The McCollum case involved an inference of authority from an official act by a subordinate officer. In the instant case an express statute authorized the division and distribution of departmental affairs by the head thereof, and a positive regulation conferring the alleged lack of authority to so act. In addition to this the action of the First Assistant when brought before the head of the department for approval received the official approval of the Postmaster General himself.

It is not, we believe, necessary to dwell longer upon the issue. If the Postmaster General can not authoritatively act through his First Assistant in a matter referred to him by regulations, not inconsistent with law, but in accord therewith, then the countless details of a large and increasing department would be quite beyond the range of physical performance, and public business therein be in impossible confusion.

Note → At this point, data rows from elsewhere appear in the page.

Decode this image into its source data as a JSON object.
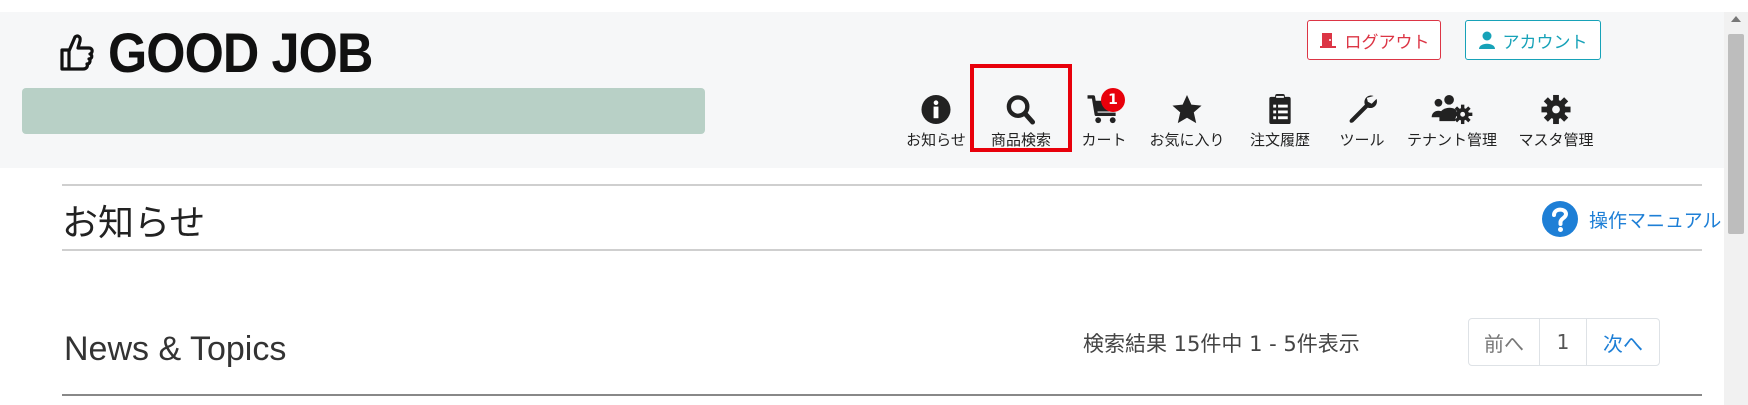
{
  "header": {
    "logo_text": "GOOD JOB",
    "logout_label": "ログアウト",
    "account_label": "アカウント"
  },
  "nav": [
    {
      "label": "お知らせ",
      "icon": "info-circle-icon"
    },
    {
      "label": "商品検索",
      "icon": "search-icon",
      "highlighted": true
    },
    {
      "label": "カート",
      "icon": "cart-icon",
      "badge": "1"
    },
    {
      "label": "お気に入り",
      "icon": "star-icon"
    },
    {
      "label": "注文履歴",
      "icon": "clipboard-list-icon"
    },
    {
      "label": "ツール",
      "icon": "wrench-icon"
    },
    {
      "label": "テナント管理",
      "icon": "users-cog-icon"
    },
    {
      "label": "マスタ管理",
      "icon": "gear-icon"
    }
  ],
  "colors": {
    "highlight": "#e8000b",
    "company_bar": "#b8d0c6",
    "link": "#1e7fd6",
    "logout": "#dc3545",
    "account": "#17a2b8"
  },
  "main": {
    "page_title": "お知らせ",
    "manual_label": "操作マニュアル",
    "section_title": "News & Topics",
    "result_text": "検索結果 15件中 1 - 5件表示",
    "pagination": {
      "prev": "前へ",
      "current": "1",
      "next": "次へ"
    }
  }
}
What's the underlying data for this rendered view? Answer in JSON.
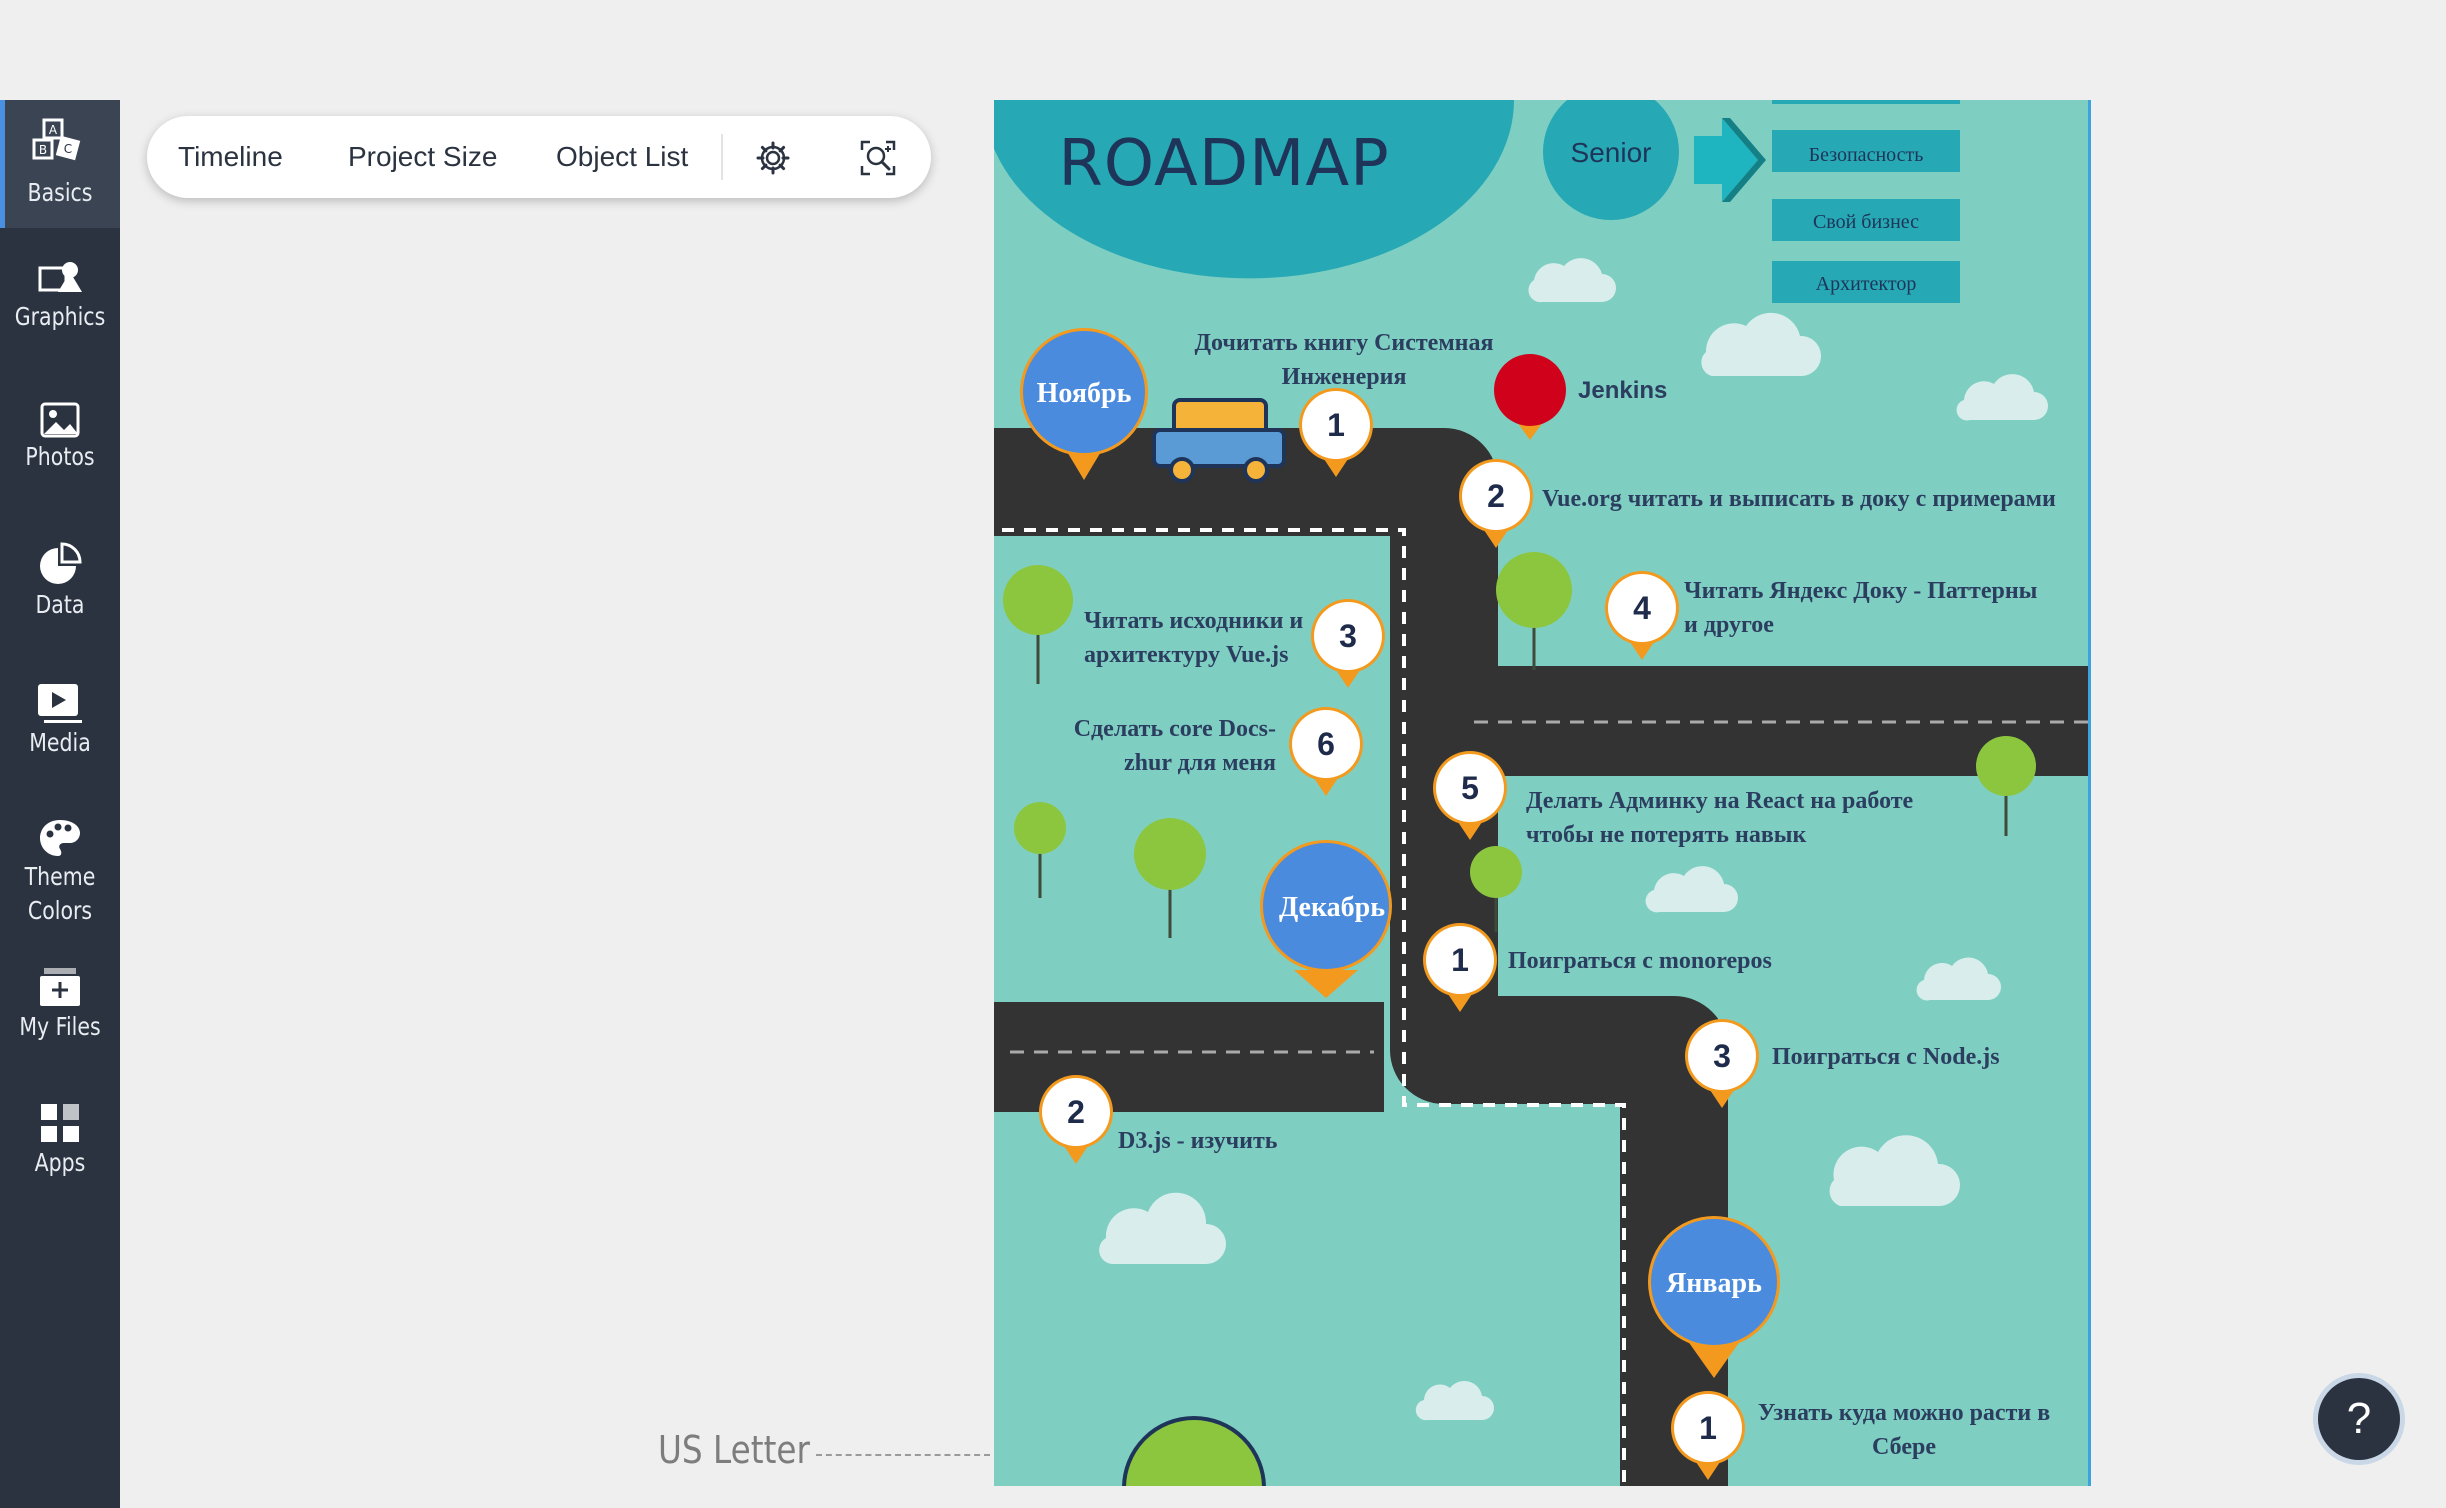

The First Assistant Postmaster General, within the scope of his authority, acts for the department, and unless some positive law inhibits his action, or makes the personal action of the Postmaster General imperative, his conduct is binding upon the department and those dealing with him. *181The law creating tbe offices of assistants to the Postmaster General and providing substantial salaries for the incumbents is a sufficient refutation of plaintiff’s contention, in the absence of a citation to some express statutory authority to the contrary. Parish v. United States, 100 U. S., 504.

The petition is dismissed. It is so ordered.

Gbaham:, Judge; Hat, Judge; DowNey, Judge; and Campbell, Chief Justice, concur.